Матиас продолжал, так же беззастенчиво, как вымакивал масло из горшочка с оливками куском хлеба:
— Я совершенно точно знаю, об этом говорил мне сам Петрус Грубениус, что воздержание вызывает ночную задержку в оттоке жидкостей, в особенности таких, как желчь. Именно по этой причине, например, рыцари сражаются с таким неистовством, и поэтому многие священники отличаются раздражительностью и злобой. Насколько это верно для женщин, я не знаю, но, хотя слабый пол действительно совершенно отдельное творение, мне кажется, что в этом отношении природа его не слишком отличается от мужской природы.
— Я говорю не о любовных играх. — Он посмотрел на нее так, словно был уверен, что это не вполне правда, но Карла все равно продолжила: — А собственно о любви.
— Люди часто не замечают разницы между этими двумя вещами, а женщины, осмелюсь сказать, не замечают никогда. Но вы, как женщина, должны знать об этом лучше меня.
Карла не нашлась что ответить. Она была совершенно уверена, что он прекрасно видит, что таится под ее напускным благочестием. Благочестием той, которая в своем сне с таким наслаждением брала в рот его член. От противостояния эротической и религиозной сторон ее натуры — а обе части были одинаково сильны — у нее в голове царил полный сумбур. Карла уставилась на сыр у себя в руках, которого она больше не хотела.
— Если я вдруг обидел вас, — сказал он, — это не входило в мои намерения. Но мы сейчас находимся в каких-то дюймах от смерти. Если и здесь не быть откровенным, скажите мне тогда, где еще.
Вызов, заключенный в его словах, и их логичность распалили ее храбрость.
— Я кажусь вам раздражительной, злобной или неистовой?

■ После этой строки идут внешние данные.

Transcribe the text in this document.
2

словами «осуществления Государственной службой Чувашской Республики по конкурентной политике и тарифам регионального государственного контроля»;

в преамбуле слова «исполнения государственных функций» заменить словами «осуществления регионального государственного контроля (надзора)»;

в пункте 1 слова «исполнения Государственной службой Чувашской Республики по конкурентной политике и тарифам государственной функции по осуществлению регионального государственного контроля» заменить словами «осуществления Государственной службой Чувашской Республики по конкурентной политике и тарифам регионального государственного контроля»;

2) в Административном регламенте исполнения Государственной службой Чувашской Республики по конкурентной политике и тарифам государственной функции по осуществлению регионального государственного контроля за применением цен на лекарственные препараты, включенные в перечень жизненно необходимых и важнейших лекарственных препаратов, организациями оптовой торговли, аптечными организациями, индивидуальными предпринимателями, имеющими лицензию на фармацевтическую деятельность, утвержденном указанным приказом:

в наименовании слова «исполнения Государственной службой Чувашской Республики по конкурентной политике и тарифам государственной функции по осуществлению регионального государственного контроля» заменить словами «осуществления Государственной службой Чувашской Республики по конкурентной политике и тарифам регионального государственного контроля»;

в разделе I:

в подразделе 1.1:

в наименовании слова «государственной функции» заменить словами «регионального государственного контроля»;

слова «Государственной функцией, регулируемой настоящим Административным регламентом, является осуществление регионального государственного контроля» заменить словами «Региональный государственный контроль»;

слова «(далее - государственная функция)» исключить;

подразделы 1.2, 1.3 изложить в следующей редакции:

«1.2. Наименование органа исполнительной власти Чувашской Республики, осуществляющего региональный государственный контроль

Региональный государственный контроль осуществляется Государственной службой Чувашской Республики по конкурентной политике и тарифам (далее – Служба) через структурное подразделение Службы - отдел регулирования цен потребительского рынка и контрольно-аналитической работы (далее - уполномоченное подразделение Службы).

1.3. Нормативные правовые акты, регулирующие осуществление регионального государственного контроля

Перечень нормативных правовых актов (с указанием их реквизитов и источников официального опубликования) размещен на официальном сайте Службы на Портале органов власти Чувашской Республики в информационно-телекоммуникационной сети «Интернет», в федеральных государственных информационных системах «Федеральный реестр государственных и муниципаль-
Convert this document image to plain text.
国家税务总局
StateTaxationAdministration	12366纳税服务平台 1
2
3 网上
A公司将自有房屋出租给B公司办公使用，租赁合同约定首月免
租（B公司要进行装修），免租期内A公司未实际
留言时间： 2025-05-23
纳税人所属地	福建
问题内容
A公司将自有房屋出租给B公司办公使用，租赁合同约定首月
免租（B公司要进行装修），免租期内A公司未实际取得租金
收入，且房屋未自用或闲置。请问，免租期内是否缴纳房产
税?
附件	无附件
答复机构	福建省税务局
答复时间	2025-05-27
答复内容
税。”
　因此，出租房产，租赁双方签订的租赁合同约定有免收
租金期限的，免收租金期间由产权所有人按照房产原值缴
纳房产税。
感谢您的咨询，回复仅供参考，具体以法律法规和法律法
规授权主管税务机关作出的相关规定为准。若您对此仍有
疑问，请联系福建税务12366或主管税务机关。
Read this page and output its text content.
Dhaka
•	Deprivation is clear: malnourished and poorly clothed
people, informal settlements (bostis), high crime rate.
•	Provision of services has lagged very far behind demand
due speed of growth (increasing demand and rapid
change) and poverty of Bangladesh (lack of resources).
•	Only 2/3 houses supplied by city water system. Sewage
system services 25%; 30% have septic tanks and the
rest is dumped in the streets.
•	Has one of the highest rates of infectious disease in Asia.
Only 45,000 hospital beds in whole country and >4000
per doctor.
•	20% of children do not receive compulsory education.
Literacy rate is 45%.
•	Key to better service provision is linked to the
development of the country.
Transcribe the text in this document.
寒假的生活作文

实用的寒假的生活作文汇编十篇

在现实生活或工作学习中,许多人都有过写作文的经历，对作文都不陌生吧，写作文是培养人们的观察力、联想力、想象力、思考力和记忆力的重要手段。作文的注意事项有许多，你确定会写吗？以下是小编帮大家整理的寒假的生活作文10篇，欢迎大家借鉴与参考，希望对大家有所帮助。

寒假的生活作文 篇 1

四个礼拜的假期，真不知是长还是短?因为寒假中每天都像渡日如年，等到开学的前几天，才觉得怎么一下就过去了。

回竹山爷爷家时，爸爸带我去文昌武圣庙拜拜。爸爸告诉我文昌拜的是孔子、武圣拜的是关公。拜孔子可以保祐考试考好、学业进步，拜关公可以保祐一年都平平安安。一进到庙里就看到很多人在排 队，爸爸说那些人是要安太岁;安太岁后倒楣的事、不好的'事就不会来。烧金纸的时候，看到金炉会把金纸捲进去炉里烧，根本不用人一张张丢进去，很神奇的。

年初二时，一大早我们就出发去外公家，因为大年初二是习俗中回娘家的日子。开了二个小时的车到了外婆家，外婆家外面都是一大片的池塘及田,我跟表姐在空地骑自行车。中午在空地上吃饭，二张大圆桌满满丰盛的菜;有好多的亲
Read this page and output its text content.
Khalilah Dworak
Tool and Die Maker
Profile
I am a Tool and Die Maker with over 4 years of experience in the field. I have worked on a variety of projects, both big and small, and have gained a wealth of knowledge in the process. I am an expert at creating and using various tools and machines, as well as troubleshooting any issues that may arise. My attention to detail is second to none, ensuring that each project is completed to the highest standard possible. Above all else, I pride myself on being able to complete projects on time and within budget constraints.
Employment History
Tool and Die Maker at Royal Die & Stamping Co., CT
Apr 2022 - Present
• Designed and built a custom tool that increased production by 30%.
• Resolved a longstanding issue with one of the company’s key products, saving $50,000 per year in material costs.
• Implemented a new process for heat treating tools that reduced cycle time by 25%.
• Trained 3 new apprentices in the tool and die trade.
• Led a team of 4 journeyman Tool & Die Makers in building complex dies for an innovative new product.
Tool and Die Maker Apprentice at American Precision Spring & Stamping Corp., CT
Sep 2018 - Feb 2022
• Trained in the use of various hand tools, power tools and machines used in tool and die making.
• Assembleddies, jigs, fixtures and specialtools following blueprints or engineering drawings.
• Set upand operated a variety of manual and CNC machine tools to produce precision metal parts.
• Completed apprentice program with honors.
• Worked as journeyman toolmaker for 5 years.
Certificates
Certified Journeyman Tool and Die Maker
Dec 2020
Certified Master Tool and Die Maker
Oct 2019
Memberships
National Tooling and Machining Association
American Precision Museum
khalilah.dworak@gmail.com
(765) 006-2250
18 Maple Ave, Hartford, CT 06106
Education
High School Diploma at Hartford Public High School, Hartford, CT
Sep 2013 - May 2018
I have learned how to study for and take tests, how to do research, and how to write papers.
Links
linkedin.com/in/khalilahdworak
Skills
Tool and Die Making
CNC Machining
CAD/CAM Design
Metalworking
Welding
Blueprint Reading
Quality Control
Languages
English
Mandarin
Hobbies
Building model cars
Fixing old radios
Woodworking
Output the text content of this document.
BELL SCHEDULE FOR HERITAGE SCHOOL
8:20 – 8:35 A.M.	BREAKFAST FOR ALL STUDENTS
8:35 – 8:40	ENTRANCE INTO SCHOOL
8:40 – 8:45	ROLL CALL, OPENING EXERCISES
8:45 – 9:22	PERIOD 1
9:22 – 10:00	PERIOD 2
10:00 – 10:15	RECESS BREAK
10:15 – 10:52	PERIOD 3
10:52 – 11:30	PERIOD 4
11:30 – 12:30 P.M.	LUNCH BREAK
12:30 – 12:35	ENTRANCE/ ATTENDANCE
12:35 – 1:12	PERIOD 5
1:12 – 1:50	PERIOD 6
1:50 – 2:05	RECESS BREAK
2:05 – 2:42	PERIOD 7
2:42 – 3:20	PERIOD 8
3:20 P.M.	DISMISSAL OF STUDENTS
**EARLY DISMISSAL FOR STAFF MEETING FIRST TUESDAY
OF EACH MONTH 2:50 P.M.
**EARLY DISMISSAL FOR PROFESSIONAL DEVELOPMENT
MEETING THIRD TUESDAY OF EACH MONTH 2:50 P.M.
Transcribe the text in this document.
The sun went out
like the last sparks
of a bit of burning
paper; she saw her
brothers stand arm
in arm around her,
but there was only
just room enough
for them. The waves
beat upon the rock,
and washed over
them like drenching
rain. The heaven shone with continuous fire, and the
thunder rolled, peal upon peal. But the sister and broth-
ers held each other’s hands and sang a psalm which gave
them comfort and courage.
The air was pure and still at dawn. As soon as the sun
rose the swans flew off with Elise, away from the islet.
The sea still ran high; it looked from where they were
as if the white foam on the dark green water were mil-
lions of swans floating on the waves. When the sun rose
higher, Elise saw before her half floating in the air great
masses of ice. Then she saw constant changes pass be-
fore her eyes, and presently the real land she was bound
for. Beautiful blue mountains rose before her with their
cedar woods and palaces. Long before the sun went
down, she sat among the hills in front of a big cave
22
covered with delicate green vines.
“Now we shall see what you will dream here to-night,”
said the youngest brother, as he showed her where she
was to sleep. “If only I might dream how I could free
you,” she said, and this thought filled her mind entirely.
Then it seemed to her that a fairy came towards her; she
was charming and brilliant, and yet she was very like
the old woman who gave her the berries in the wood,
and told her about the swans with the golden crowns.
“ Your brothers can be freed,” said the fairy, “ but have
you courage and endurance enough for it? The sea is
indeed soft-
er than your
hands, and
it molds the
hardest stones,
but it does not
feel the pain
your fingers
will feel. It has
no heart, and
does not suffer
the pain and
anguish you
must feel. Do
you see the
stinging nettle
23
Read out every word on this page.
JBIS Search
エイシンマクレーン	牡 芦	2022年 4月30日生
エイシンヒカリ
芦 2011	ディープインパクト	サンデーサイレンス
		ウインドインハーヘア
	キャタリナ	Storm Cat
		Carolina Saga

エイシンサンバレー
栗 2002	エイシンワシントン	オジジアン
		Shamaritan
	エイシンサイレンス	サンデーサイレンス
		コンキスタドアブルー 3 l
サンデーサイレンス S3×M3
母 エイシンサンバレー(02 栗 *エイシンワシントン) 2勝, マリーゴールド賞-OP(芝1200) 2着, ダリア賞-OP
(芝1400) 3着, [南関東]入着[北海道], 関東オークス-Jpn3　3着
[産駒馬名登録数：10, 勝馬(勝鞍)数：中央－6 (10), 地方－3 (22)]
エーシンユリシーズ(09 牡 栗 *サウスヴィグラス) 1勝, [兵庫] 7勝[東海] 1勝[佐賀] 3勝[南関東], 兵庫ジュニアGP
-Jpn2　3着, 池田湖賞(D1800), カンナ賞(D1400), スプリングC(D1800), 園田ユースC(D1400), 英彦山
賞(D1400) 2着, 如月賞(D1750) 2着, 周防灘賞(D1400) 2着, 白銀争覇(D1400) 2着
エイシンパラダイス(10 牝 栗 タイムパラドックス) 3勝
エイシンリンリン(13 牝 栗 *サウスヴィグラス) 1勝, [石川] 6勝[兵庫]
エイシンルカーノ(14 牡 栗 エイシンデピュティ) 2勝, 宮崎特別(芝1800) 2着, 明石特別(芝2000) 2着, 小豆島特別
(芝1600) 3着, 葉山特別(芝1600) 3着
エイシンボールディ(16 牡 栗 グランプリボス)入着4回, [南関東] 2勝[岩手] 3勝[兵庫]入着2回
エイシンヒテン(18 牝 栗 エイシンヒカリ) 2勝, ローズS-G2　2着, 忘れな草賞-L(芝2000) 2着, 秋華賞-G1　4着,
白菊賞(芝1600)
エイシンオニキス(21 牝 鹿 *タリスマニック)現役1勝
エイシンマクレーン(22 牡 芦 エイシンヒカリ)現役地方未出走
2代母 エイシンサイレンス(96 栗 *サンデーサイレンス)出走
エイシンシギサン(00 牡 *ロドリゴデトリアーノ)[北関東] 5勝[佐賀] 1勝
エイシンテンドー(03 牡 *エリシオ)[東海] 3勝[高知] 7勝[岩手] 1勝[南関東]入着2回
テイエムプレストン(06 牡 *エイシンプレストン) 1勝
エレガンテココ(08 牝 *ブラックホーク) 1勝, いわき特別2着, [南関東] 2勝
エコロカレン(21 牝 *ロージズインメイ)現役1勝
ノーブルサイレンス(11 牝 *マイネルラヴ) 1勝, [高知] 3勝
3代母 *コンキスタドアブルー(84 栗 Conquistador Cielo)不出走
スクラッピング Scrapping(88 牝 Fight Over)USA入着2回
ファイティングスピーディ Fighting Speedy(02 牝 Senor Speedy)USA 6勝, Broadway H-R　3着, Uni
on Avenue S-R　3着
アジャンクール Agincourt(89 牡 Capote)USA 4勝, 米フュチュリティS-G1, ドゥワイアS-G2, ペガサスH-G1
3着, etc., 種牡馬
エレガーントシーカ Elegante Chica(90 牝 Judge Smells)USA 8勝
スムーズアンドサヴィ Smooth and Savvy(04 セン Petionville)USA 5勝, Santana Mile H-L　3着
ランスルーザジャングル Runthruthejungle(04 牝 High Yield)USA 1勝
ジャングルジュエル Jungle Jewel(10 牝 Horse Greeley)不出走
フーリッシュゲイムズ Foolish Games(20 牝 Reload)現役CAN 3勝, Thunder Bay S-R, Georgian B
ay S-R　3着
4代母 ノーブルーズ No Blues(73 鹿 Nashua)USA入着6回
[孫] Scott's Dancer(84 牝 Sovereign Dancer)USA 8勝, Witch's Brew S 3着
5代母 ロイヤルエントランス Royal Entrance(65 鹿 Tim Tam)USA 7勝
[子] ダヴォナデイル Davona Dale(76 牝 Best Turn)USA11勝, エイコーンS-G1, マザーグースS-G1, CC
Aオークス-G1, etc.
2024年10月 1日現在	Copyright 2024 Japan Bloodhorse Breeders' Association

Он удивленно поднял брови.
— Злобной? Никогда. Раздражительной? Ну, может быть, разок было, но уже прошло. Теперь вы обрели призвание, что тоже способствует оттоку застоявшейся жидкости, хотя, должен признать, в гораздо меньшей степени. — Он усмехнулся, как она поняла, увидев выражение ее лица. — Что же касается неистовства, — продолжал он, — это качество, как и прежде, находит выход через эту вашу проклятую виолу да гамба.
— Почему проклятую?
— Потому что она дважды заманивала меня в царство теней, и на этот раз я не вижу из него выхода.
— Почему вы покинули ваших турецких друзей? Вы были там в безопасности.
— Как я только что сказал, ваше пение сирены позвало меня из ночи.
— Еще вы сказали, что мы можем говорить искренне, для меня это означает говорить без страха. Вы утверждаете, моя музыка тронула вас, и я польщена, но одна лишь музыка не может служить достаточной причиной, во всяком случае сравнимой по силе с вашей заветной мечтой.
— Вот тут вы меня поймали, — признался Матиас. Он внимательно посмотрел на нее. Она ожидала, что он признается ей в страсти, сравнимой с ее собственной. Но он сказал: — Моей мечтой остается увидеть, как вы воссоединитесь со своим сыном. И желание это только усилилось с тех пор, как я познакомился с вашим замечательным мальчиком, могу даже сказать, моим добрым другом и товарищем по оружию.
Он говорил от души, и она была тронута. Но и только. Карла ощутила укол совести за то, что питала большую привязанность к этому мужчине, чем к своему сыну. Она завидовала прочности отношений, связывавших Тангейзера с Орланду, которого сама она едва знала. Она подавила свои чувства, вместе с разочарованием, и ничего не ответила.